BandungBergerak.id - Jarum jam baru menunjuk ke angka 8 pagi, Jumat (18/2/2022). Tapi ratusan warga sudah mulai membentuk barisan di halaman pasar swalayan Borma di Cipadung, Kota Bandung. Mereka menunggu sejak pagi sebelum swalayan dibuka demi bisa mendapat jatah minyak goreng 2 liter dengan harga normal.
Pasar swalayan ini setiap hari menyediakan antara 300 sampai 400 minyak goreng kemasan dengan harga normal Rp 14.000 per liter. Tepat pukul 10 pagi pintu gerbang toko di buka. Warga tertib masuk sesuai nomor antrean. Petugas mengatur alur masuk toko agar tak terjadi penumpukan.
Warga rela mengantre selama 3-4 jam sebelum swalayan dibuka. Begitu pintu swalayan dibuka, hanya dalam satu jam hampir 400-an bungkus minyak goreng ludes diborong massal.
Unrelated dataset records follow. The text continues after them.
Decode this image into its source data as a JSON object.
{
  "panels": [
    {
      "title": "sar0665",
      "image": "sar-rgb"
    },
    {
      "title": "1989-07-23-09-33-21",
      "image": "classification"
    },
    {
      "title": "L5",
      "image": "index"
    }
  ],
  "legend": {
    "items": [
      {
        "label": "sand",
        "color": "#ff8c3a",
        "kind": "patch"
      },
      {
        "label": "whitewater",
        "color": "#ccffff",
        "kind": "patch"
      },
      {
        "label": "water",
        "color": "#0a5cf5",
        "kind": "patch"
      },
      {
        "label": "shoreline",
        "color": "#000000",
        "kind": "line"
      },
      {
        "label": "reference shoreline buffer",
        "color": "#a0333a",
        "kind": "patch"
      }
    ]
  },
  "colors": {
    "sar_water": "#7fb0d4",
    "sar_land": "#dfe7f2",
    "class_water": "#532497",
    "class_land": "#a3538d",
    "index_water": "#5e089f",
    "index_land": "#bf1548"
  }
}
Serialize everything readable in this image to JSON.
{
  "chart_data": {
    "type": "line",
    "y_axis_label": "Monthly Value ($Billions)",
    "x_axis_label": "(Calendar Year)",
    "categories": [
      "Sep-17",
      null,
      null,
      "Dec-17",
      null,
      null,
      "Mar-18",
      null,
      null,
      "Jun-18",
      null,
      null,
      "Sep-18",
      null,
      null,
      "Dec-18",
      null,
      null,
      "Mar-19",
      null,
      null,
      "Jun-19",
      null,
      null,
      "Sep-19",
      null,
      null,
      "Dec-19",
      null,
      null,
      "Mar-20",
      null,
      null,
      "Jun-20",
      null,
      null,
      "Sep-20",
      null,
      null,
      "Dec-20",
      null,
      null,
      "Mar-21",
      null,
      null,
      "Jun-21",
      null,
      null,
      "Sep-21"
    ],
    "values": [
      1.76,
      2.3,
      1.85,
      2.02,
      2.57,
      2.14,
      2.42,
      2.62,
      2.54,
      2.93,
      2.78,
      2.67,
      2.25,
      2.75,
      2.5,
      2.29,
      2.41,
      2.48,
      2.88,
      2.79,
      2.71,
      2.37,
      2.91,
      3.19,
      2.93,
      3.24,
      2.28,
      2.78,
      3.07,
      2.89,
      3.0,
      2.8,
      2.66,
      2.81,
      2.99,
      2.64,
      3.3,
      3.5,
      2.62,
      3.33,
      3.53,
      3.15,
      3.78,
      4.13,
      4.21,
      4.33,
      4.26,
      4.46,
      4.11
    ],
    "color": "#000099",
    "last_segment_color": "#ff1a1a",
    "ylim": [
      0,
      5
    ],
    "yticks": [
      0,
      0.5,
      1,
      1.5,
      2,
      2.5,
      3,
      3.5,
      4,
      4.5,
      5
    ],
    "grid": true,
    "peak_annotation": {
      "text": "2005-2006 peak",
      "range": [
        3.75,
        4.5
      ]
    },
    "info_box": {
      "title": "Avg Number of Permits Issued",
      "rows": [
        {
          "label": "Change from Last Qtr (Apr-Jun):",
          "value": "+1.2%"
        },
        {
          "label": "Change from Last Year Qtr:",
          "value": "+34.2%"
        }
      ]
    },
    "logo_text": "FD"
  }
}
Antrean warga membeli kebutuhan pokok ini mengingatkan kita pada era Orde Lama ketika banyak warga mengantre beras, atau ke era menjelang runtuhnya Orde Baru di mana banyak orang yang mengantre minyak tanah.
Warga Ujung Berung, Agus Heri (63 tahun), rela antre selama 3 jam lebih untuk mendapat nomor antrean pembelian minyak goreng. "Ya nggak apalah antre lama, kemarin tidak kebagian keburu habis karena telat datang, sekarang saya sudah dapat nomor," katanya.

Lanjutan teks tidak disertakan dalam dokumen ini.